6.12.17

(IN)GOVERNABILIDADE DE DEUS

Imaginemos a crença em um deus que conduz bem a trajetória das pessoas.

Ele é, pois, o grande responsável por cuidar de todas as pessoas porque as amam. Depreende-se desse raciocínio que o cuidado decorre do amor desse deus que, não obstante ter criado tudo e todos, cuida, vigia e conduz a tudo e a todos. Para tanto, é dotado de onisciência (sabe tudo), de onipresença (está em todos os lugares), de onipotência (pode todas as coisas); agora, imaginemos, ainda, que na ordem do curso da vida existam catástrofes de grande impacto ou episódios nefastos e que as pessoas comumente atribuam à harmatiologia (ao pecado e à pecaminosidade tais situações), as consequências deletérias do problema do mal. Ora, nesse caso ou deus não resolveu o problema do pecado porque não pôde (então, sua onipotência é colocada em questão) ou não o resolveu porque não quis (e a sua amorosidade estaria em questão).

Por outro ângulo, decorrente dessa catástrofe hipotética, alguns crédulos oram assim: "deus, obrigado porque tu me livraste [...]" e outros lamentam: "ah, deus... por que tu não me livraste?". Tem-se, então, uma aporia (uma questão de difícil resolução na ordem e no estado de coisas de uma teologia incômoda), posto que se deus interfere na história (teoria da providência anterior ao século XVIII), se deus é bom e amoroso (representações do deus monoteísta ou não), e, ao mesmo tempo, não interferiu nas minhas questões vitais sabendo de todas elas - que mexem com destino de crianças, idosos, dependentes, entre outros, coloca-se em xeque ou é colocado em xeque por seus seguidores. Eis o grande dano da doutrina da "soberania de deus".

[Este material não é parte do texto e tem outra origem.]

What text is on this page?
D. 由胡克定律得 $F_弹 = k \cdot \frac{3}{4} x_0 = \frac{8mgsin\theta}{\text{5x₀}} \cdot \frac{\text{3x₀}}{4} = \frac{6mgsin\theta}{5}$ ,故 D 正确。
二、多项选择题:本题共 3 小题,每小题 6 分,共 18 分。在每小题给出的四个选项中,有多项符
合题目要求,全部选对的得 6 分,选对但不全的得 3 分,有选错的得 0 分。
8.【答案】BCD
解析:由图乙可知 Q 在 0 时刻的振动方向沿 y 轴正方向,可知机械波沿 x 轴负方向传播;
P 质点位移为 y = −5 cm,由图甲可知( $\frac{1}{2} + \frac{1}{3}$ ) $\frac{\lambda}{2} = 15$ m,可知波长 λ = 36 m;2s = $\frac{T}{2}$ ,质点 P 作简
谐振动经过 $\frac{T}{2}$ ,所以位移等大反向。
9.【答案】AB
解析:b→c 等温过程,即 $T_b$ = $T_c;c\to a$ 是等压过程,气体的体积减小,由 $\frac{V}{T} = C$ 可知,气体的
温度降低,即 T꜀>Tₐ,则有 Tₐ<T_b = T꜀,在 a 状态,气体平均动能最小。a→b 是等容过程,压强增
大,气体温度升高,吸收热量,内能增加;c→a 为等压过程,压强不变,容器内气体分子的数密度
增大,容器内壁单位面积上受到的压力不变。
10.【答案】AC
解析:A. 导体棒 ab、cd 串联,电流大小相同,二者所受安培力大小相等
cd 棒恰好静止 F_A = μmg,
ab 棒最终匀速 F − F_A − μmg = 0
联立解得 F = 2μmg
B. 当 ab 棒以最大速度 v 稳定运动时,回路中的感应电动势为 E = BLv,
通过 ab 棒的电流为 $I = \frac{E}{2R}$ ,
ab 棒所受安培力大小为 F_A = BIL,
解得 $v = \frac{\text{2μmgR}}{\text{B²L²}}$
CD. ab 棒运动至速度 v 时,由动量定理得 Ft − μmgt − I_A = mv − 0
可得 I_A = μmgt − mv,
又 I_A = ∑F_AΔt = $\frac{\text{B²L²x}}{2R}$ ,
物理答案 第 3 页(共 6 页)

Do ponto de vista da teologia de Calvino, engendra-se um problema moral para deus (que deus não se atribui a si próprio): ele é soberano e governa a história - além de ser "predestinista" e escolhe pessoas para morar no que idealmente chama-se céu. Portanto está comprometido com os destinos e os cursos dos acontecimentos e, ao invés de julgar, é julgado por aqueles que sofrem o tempo: que emitem ações sobre suas ações ou omissões.


Não é possível, porém, acreditar em um deus assim - sensível na governabilidade e entronizado para desentronizar pessoas. Porque existe uma outra estética e certa autonomia de vida, o centro da história é o ser humano e é ele quem toma decisões segundo a imprevisibilidade de suas ações: se entra em um avião com problemas nas turbinas, as suas limitações e os seus desconhecimentos poderão matá-lo sem que se envolva um deus soberano sentado no trono que a tudo sabe. Deus não se interessaria por turbinas de aviões. 

Se deus é a "projeção das angústias humanas", ele não existe de outra forma: está existencialmente relacionado ao sistema de angústias de seres humanos indecisos, inquietos, mortais, finitos. Quem faz a história, conduz a história e comanda a história são os seres humanos tais que - regidos por relações de poder - se apresentam a ela segundo o curso da ordem, dos acontecimentos, das ocorrências. 

Nesse sentido, orar, rezar e espiritualizar são artefatos ou urdiduras oralizadas ou não que mexem, que abalam, que moldam, que perfazem os caminhos da subjetividade do próprio crédulo. Só.

Mas, isso resulta em uma dimensão ético-afetiva dos caminhos de deus e do comportamento do ser humano diante da Estética que ilumina a vida. Eis o porquê do sentimento religioso e de sua historicidade.